Pastoral counseling is not a formally structured therapy. The structure of your sessions will depend on your needs, and sessions can often be somewhat informal discussions.

That said, pastoral counseling may follow these basic phases:

  1. Discussing challenges and setting goals: One way that pastoral counseling is different from regular clinical counseling is that you may already know your counselor from a religious context. But even if you already know your counselor, you’ll start by discussing why you’re seeking counseling and what you would like to get out of the process.
  2. Identifying plans for change: Once you’ve developed a rapport with your counselor and established some goals, you’ll work together to strategize about how to reach those goals. Often, these plans will draw on religious materials, community supports, your relationships with others, or a referral to another kind of mental health professional.
  3. Ongoing support: You might continue meeting with your pastoral counselor even after you’ve reached some or all of your goals. This can be a helpful way to maintain a supportive connection and practice continuing to draw on your religious values.

What happens in a typical pastoral counseling session?

Pastoral counseling can involve a wide range of activities, and they will vary depending on your religious tradition, your needs, and your counselor’s approach.

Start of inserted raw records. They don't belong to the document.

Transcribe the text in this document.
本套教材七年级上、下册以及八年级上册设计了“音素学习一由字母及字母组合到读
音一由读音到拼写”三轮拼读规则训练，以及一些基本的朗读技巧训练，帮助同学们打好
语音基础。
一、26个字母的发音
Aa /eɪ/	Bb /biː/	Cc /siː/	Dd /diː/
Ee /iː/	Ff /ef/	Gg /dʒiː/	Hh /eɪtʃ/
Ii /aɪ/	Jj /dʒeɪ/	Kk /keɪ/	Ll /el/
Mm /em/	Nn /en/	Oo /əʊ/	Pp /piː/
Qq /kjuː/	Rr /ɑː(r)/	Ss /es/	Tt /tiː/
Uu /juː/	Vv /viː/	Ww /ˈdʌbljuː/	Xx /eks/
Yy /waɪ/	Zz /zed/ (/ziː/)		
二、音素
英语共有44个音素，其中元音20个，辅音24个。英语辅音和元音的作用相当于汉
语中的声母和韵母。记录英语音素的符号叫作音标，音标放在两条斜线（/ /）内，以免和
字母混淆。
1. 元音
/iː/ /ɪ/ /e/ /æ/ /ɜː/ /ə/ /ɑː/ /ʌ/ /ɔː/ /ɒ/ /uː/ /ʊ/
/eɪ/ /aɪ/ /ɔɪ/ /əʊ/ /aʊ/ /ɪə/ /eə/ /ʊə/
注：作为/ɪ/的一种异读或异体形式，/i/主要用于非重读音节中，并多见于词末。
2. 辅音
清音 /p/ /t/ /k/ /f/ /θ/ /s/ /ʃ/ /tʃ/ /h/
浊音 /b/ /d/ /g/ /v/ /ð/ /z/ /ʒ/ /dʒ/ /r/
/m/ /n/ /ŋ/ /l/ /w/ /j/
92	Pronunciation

That said, a few common features include:

  • Discussion: Simply talking over what’s bothering you is a big part of pastoral counseling. You or your counselor may bring in religious and spiritual concepts to further this discussion. In some forms of pastoral counseling--for couples preparing for marriage, for example--your counselor may also guide you through exploring what your religion teaches about the situation you’re in.
  • Readings: Exploration of religious texts may be a component of some pastoral counseling.
  • Community involvement: It’s common for pastoral counselors to help you identify ways that your religious community can support you in reaching your goals. For example, they might recommend a prayer group where you can explore religious ideas with others.
  • Building support networks: Pastoral counseling can include sessions with individuals who are close to you, such as friends and family. In some cases, pastoral counseling might focus mostly on these relationships; couples counseling and family counseling can both take place with pastoral counselors.

Pastoral counselors are generally trained in recognizing warning signs of particular mental health issues, so they may also refer you to another professional if need be.

What should I look for in a Pastoral Counselor?

Pastoral counseling is somewhat unique in that many different kinds of professionals can be pastoral counselors. Generally, they need to have some training in mental health as well as a position within a religious community. For example, priests, rabbis, imams, and other religious leaders can all be pastoral counselors, provided that they have some mental health training. Some are also clinical mental health professionals like psychologists or social workers.

Many are Certified Pastoral Counselors, which is a certification granted by the American Association of Pastoral Counselors. To get this certification, counselors must be ordained in their religions, hold an advanced degree, and have extensive experience working as a counselor. Looking for a Certified Pastoral Counselor in your area is usually a good first step.

However, certification is not mandatory for pastoral counselors. Because of this, mental health training among pastoral counselors varies. If can’t find a certified counselor, make sure that you’re working with someone reputable by verifying their credentials online and/or getting recommendations from your community.

And remember, it’s important that you feel comfortable with your counselor, too! If you can, take the time to find a pastoral counselor who feels like a good fit for your unique needs and personality.